Il principio applicabile al caso di specie,ricorda la Corte, è il seguente: "ai sensi dell'art. 720 cod. civ., in caso di comunione ereditaria avente ad oggetto un immobile non comodamente divisibile, se vi sono coeredi titolari di quote identiche e tutti chiedono l'assegnazione, il giudice ha il potere-dovere di scegliere tra i più richiedenti valutando ogni ragione di opportunità e convenienza, dandone adeguata motivazione; se poi non sia ravvisabile alcun criterio oggettivo di preferenza (o nessuno dei condividenti voglia giovarsi della facoltà di attribuzione dell'intero) soccorre il rimedio residuale della vendita all'incanto".
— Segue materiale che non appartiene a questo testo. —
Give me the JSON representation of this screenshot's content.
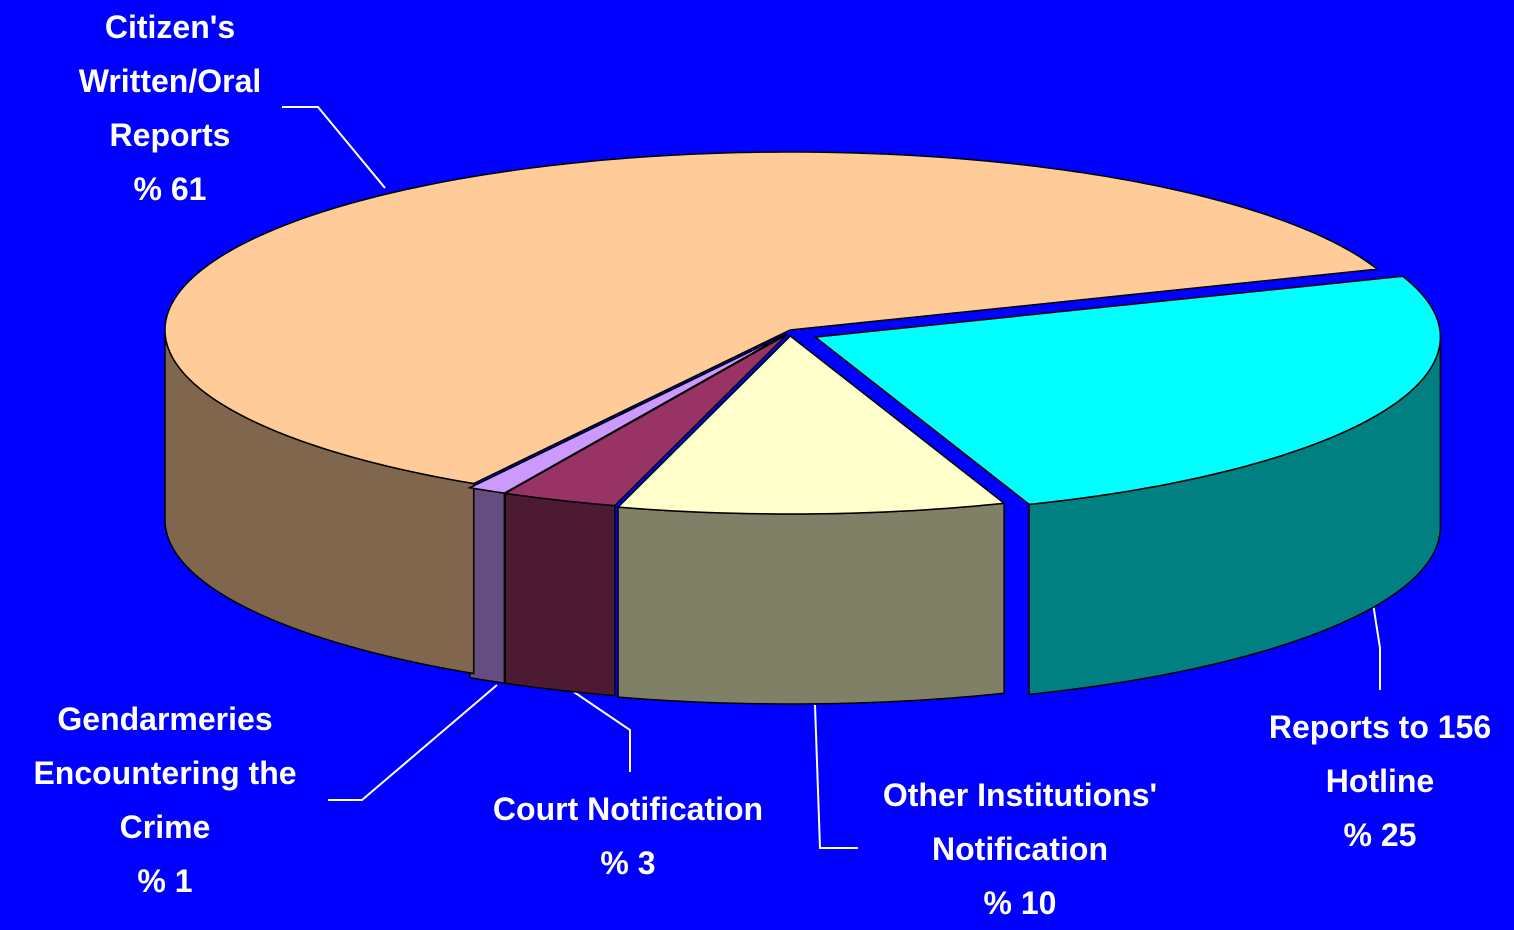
{
  "chart_data": {
    "type": "pie3d",
    "categories": [
      "Reports to 156 Hotline",
      "Other Institutions' Notification",
      "Court Notification",
      "Gendarmeries Encountering the Crime",
      "Citizen's Written/Oral Reports"
    ],
    "values": [
      25,
      10,
      3,
      1,
      61
    ],
    "value_labels": [
      "% 25",
      "% 10",
      "% 3",
      "% 1",
      "% 61"
    ],
    "colors": [
      "#00ffff",
      "#ffffcc",
      "#993366",
      "#cc99ff",
      "#ffcc99"
    ]
  }
}
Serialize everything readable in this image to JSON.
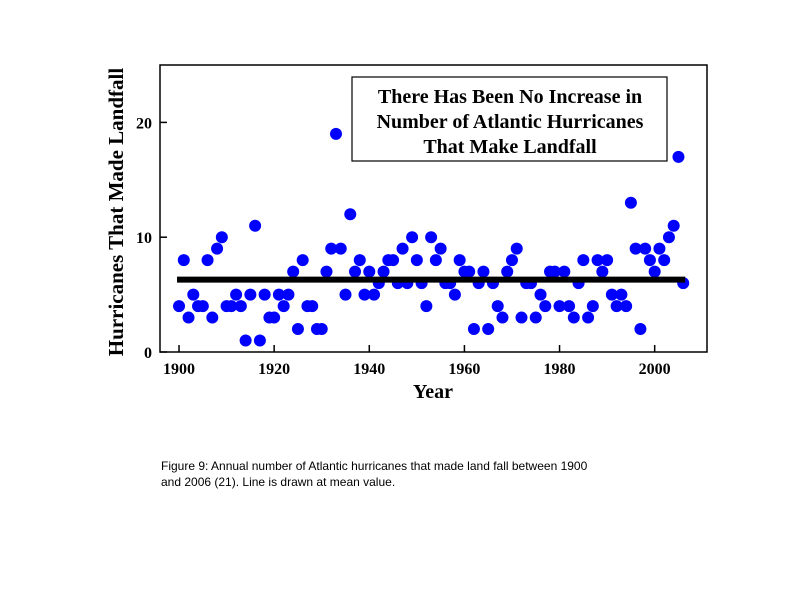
{
  "chart_data": {
    "type": "scatter",
    "title": "",
    "xlabel": "Year",
    "ylabel": "Hurricanes That Made Landfall",
    "xlim": [
      1896,
      2011
    ],
    "ylim": [
      0,
      25
    ],
    "xticks": [
      1900,
      1920,
      1940,
      1960,
      1980,
      2000
    ],
    "yticks": [
      0,
      10,
      20
    ],
    "grid": false,
    "annotation": {
      "lines": [
        "There Has Been No Increase in",
        "Number of Atlantic Hurricanes",
        "That Make Landfall"
      ],
      "position": "top-right"
    },
    "mean_line": {
      "value": 6.3,
      "x_start": 1900,
      "x_end": 2006,
      "color": "#000000"
    },
    "marker_color": "#0000ff",
    "series": [
      {
        "x": [
          1900,
          1901,
          1902,
          1903,
          1904,
          1905,
          1906,
          1907,
          1908,
          1909,
          1910,
          1911,
          1912,
          1913,
          1914,
          1915,
          1916,
          1917,
          1918,
          1919,
          1920,
          1921,
          1922,
          1923,
          1924,
          1925,
          1926,
          1927,
          1928,
          1929,
          1930,
          1931,
          1932,
          1933,
          1934,
          1935,
          1936,
          1937,
          1938,
          1939,
          1940,
          1941,
          1942,
          1943,
          1944,
          1945,
          1946,
          1947,
          1948,
          1949,
          1950,
          1951,
          1952,
          1953,
          1954,
          1955,
          1956,
          1957,
          1958,
          1959,
          1960,
          1961,
          1962,
          1963,
          1964,
          1965,
          1966,
          1967,
          1968,
          1969,
          1970,
          1971,
          1972,
          1973,
          1974,
          1975,
          1976,
          1977,
          1978,
          1979,
          1980,
          1981,
          1982,
          1983,
          1984,
          1985,
          1986,
          1987,
          1988,
          1989,
          1990,
          1991,
          1992,
          1993,
          1994,
          1995,
          1996,
          1997,
          1998,
          1999,
          2000,
          2001,
          2002,
          2003,
          2004,
          2005,
          2006
        ],
        "y": [
          4,
          8,
          3,
          5,
          4,
          4,
          8,
          3,
          9,
          10,
          4,
          4,
          5,
          4,
          1,
          5,
          11,
          1,
          5,
          3,
          3,
          5,
          4,
          5,
          7,
          2,
          8,
          4,
          4,
          2,
          2,
          7,
          9,
          19,
          9,
          5,
          12,
          7,
          8,
          5,
          7,
          5,
          6,
          7,
          8,
          8,
          6,
          9,
          6,
          10,
          8,
          6,
          4,
          10,
          8,
          9,
          6,
          6,
          5,
          8,
          7,
          7,
          2,
          6,
          7,
          2,
          6,
          4,
          3,
          7,
          8,
          9,
          3,
          6,
          6,
          3,
          5,
          4,
          7,
          7,
          4,
          7,
          4,
          3,
          6,
          8,
          3,
          4,
          8,
          7,
          8,
          5,
          4,
          5,
          4,
          13,
          9,
          2,
          9,
          8,
          7,
          9,
          8,
          10,
          11,
          17,
          6
        ]
      }
    ]
  },
  "caption": {
    "line1": "Figure 9: Annual number of Atlantic hurricanes that made land fall between 1900",
    "line2": "and 2006 (21). Line is drawn at mean value."
  }
}
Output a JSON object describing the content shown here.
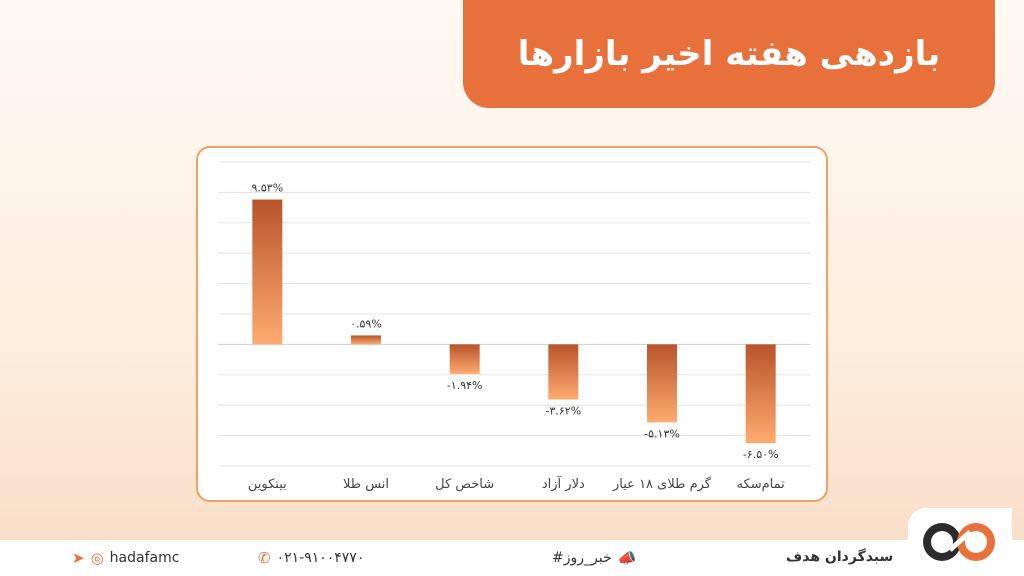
{
  "title": "بازدهی هفته اخیر بازارها",
  "footer": {
    "social": "hadafamc",
    "phone": "۰۲۱-۹۱۰۰۴۷۷۰",
    "hashtag": "#خبر_روز",
    "brand": "سبدگردان هدف"
  },
  "icons": {
    "telegram": "telegram-icon",
    "instagram": "instagram-icon",
    "phone": "phone-icon",
    "megaphone": "megaphone-icon",
    "logo": "infinity-logo-icon"
  },
  "colors": {
    "accent": "#e8703a",
    "bar_top": "#b8542a",
    "bar_bottom": "#ffab70"
  },
  "chart_data": {
    "type": "bar",
    "categories": [
      "بیتکوین",
      "انس طلا",
      "شاخص کل",
      "دلار آزاد",
      "گرم طلای ۱۸ عیار",
      "تمام‌سکه"
    ],
    "values": [
      9.53,
      0.59,
      -1.94,
      -3.62,
      -5.13,
      -6.5
    ],
    "data_labels": [
      "۹.۵۳%",
      "۰.۵۹%",
      "-۱.۹۴%",
      "-۳.۶۲%",
      "-۵.۱۳%",
      "-۶.۵۰%"
    ],
    "ylim": [
      -8,
      12
    ],
    "grid": true,
    "legend": "none"
  }
}
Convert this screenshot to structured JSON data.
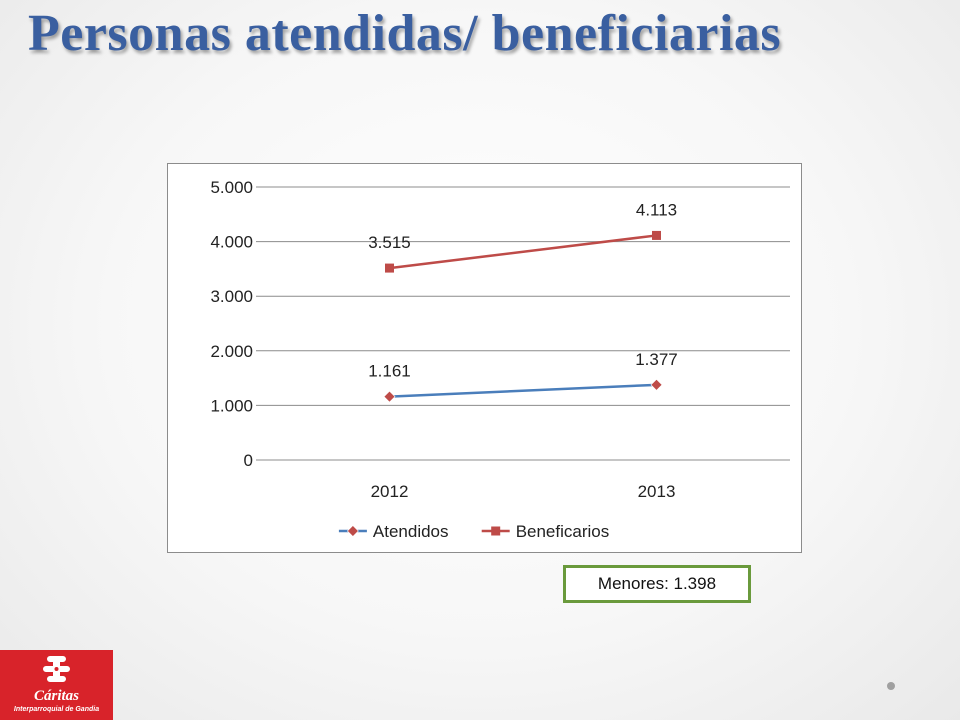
{
  "slide": {
    "title": "Personas atendidas/ beneficiarias"
  },
  "callout": {
    "text": "Menores: 1.398",
    "border_color": "#6a9a3c"
  },
  "logo": {
    "name": "Cáritas",
    "subtitle": "Interparroquial de Gandia",
    "color": "#d8232a"
  },
  "chart_data": {
    "type": "line",
    "categories": [
      "2012",
      "2013"
    ],
    "ylim": [
      0,
      5000
    ],
    "yticks": [
      0,
      1000,
      2000,
      3000,
      4000,
      5000
    ],
    "ytick_labels": [
      "0",
      "1.000",
      "2.000",
      "3.000",
      "4.000",
      "5.000"
    ],
    "grid": true,
    "legend_position": "bottom",
    "series": [
      {
        "name": "Atendidos",
        "values": [
          1161,
          1377
        ],
        "labels": [
          "1.161",
          "1.377"
        ],
        "color": "#4a7ebb",
        "marker": "diamond",
        "marker_color": "#be4b48"
      },
      {
        "name": "Beneficarios",
        "values": [
          3515,
          4113
        ],
        "labels": [
          "3.515",
          "4.113"
        ],
        "color": "#be4b48",
        "marker": "square",
        "marker_color": "#be4b48"
      }
    ]
  }
}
Questo non significa che il giudice possa scegliere il condividente a cui assegnare il bene per il solo fatto che questi abbia fatto una offerta maggiore rispetto al prezzo di stima.
Come si legge in sentenza, "se la scelta dell'assegnatario dovesse essere determinata dalla somma che egli offre di pagare a conguaglio, verrebbe meno la caratteristica tipica del procedimento per assegnazione e questo si risolverebbe in una vendita all'incanto, mentre il procedimento divisionale non è soggetto a gara tra i condividenti, altrimenti verrebbe meno la parità di condizione degli aspiranti assegnatari e la scelta verrebbe ad essere determinata, o quanto meno influenzata, dalle maggiori o minori possibilità economiche degli aspiranti".
Per lo stesso motivo il legislatore ha preferito l'assegnazione rispetto alla vendita, lasciando l'incanto solo come ultima possibilità. Il gravame è accolto e la sentenza impugnata cassata con rinvio.